Pogodotwórczyni i jej mały przyjaciel miło spędzili pozostały jej czas. Za dnia godzinami przechadzali się w słońcu po krętych alejkach rozległego ogrodu, gdzie chłopiec zbierał kasztany na śmieszne ludziki, a z wielobarwnych liści plótł dla swej gospodyni wianki, wieczorami zaś zajadali pyszne dyniowe ciasto i wiedli wesołe rozmowy przy kominku. Ani się spostrzegli, gdy nadszedł dzień, w którym władczyni pogody miała pożegnać się z życiem.
– Odwiedź mnie za rok – wyszeptała ostatkiem sił. – Nie będę o tobie pamiętać, ale sprawisz mi radość, goszcząc w moim zamku.
– Odwiedzę, przyrzekam – odpowiedział chłopiec, gładząc jej zwisającą z łóżka dłoń. – I nie tylko za rok. To nic, że nie będzie mnie pani pamiętać. Najważniejsze, że ja będę pamiętał o pani.
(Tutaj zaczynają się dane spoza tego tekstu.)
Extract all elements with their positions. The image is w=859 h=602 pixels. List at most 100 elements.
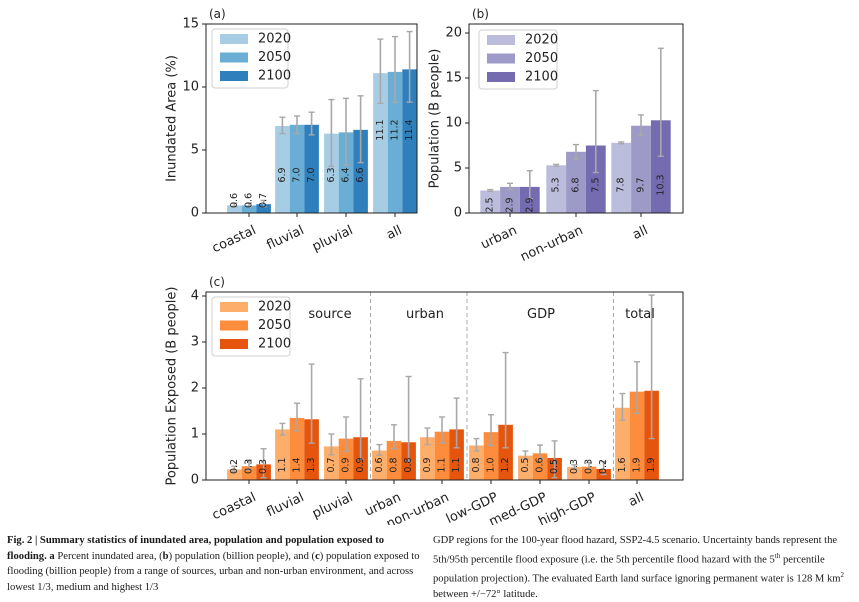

Chłopiec dotrzymał danego słowa i odtąd co roku z końcem lata przybywał do siedziby Pogodotwórczyni, by schyłek jej życia uczynić szczęśliwym i słodkim. Nie przestał tego robić nawet wtedy, gdy z dziecka stał się dorosłym mężczyzną, a kiedy sam zestarzał się na tyle, że nie był już w stanie odbywać dalekich podróży, uprosił swego syna, by przejął od niego ten obowiązek. Syn kontynuował dzieło ojca, a wnuk dzieło syna, i tak od pokoleń poświęcenie jednego człowieka wydobywa z jesieni jej urzekające piękno. Niestety, nie każdemu z towarzyszy pogodowej czarodziejki udaje się równie łatwo poprawić jej nastrój, a i nie wszyscy starają się dostatecznie. Bywa, że zamiast radować się wspólnym spacerem po ogrodzie, gość Pogodotwórczyni kroczy u jej boku zamyślony i ponury, kopiąc ze złością kasztany i kolorowe liście. Czasem zjawia się u niej z opóźnieniem lub opuszcza ją przedwcześnie, wyjeżdża na kilka dni odwiedzić rodzinę. Nieszczęsna roni wówczas gorzkie łzy, a wraz z nią płaczą chmury na jesiennym niebie.